What was once northern California’s largest homeless encampment at Wood Street in Oakland now has a collection of tiny homes to house 100 people. But on the flip side, the clearing of the encampment continues.
West Oakland’s Wood Street encampment has been a years-long headache for the city of Oakland, largely because of the number of large fires that have broken out there, which endanger the residents as well as drivers on the highway overpasses above it. The encampment’s population hit 300 over the summer of 2022, when the city decided they’d had enough and started clearing it. But strong-arm tactics and a lack of adequate notice — as well as a lack of other shelter — brought a lawsuit where a judge delayed clearing the encampment in July. Yet just last week, the courts ruled the city can resume clearing the encampment, as the city is deemed in compliance with a rule that they offer alternative shelter.

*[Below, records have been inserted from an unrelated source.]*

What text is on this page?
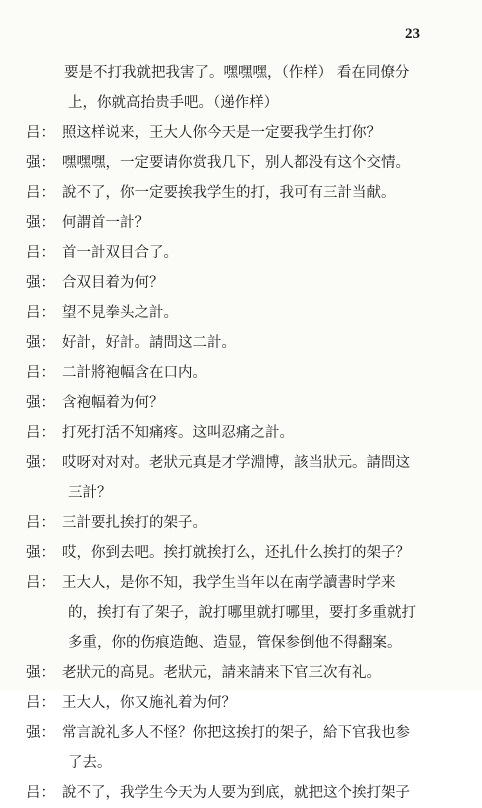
23
要是不打我就把我害了。嘿嘿嘿，（作样） 看在同僚分
上，你就高抬贵手吧。（递作样）
吕： 照这样说来，王大人你今天是一定要我学生打你？
强： 嘿嘿嘿，一定要请你赏我几下，别人都没有这个交情。
吕： 說不了，你一定要挨我学生的打，我可有三計当献。
强： 何謂首一計？
吕： 首一計双目合了。
强： 合双目着为何？
吕： 望不見拳头之計。
强： 好計，好計。請問这二計。
吕： 二計將袍幅含在口内。
强： 含袍幅着为何？
吕： 打死打活不知痛疼。这叫忍痛之計。
强： 哎呀对对对。老狀元真是才学淵博，該当狀元。請問这
三計？
吕： 三計要扎挨打的架子。
强： 哎，你到去吧。挨打就挨打么，还扎什么挨打的架子？
吕： 王大人，是你不知，我学生当年以在南学讀書时学来
的，挨打有了架子，說打哪里就打哪里，要打多重就打
多重，你的伤痕造飽、造显，管保参倒他不得翻案。
强： 老狀元的高見。老狀元，請来請来下官三次有礼。
吕： 王大人，你又施礼着为何？
强： 常言說礼多人不怪？你把这挨打的架子，給下官我也参
了去。
吕： 說不了，我学生今天为人要为到底，就把这个挨打架子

And some of that alternative shelter is right there on the Wood Street-adjacent premises. The Chronicle reports, the city of Oakland has opened a tiny cabin village at the site, with accommodations for up to 100 people. You see a picture of these tiny cabins at the site above, and per the Chronicle, priority to live there will be given to people still staying at the encampment.
The cabin project is not entirely finished yet. Per a City of Oakland press release, “When fully complete, the cabin shelter program will consist of 70 cabins for individuals, 12 double cabins for couples (housing 24 people total), and six accessible cabins for persons with disabilities.”
The release adds that “The site includes restroom, shower, and laundry facilities, electricity, a community kitchen and eating space, limited secured storage for personal belongings, security, parking, and two meals per day. Each cabin includes a secure, locked door and windows, a wall-mounted heater, an overhead light and at least two electrical outlets.”
The city will also offer “housing navigation, job placement support, case management, counseling, and other services” to residents.
The Chronicle estimates that around 70 people are still staying at the remaining portion of the Wood Street encampment, and they'll have move-in priority for the cabins. But the cabins are not all yet complete, and while the city describes the village as “opened,” it’s unclear if anyone has moved in yet.
The City of Oakland insists they will ultimately build a 170-unit affordable housing complex at the site, and they needed to clear the encampment to secure the state and federal funding for it.
This is the third tiny house village for the homeless in Oakland, and these are viewed as a good transitional step toward more permanent housing, as the process of getting individuals to accept services and/or to secure permanent housing often takes time. But, these complexes are not without their own troubles. A fire broke out last March at one next to Lake Merritt last March, spurring concerns over the materials used on the structures.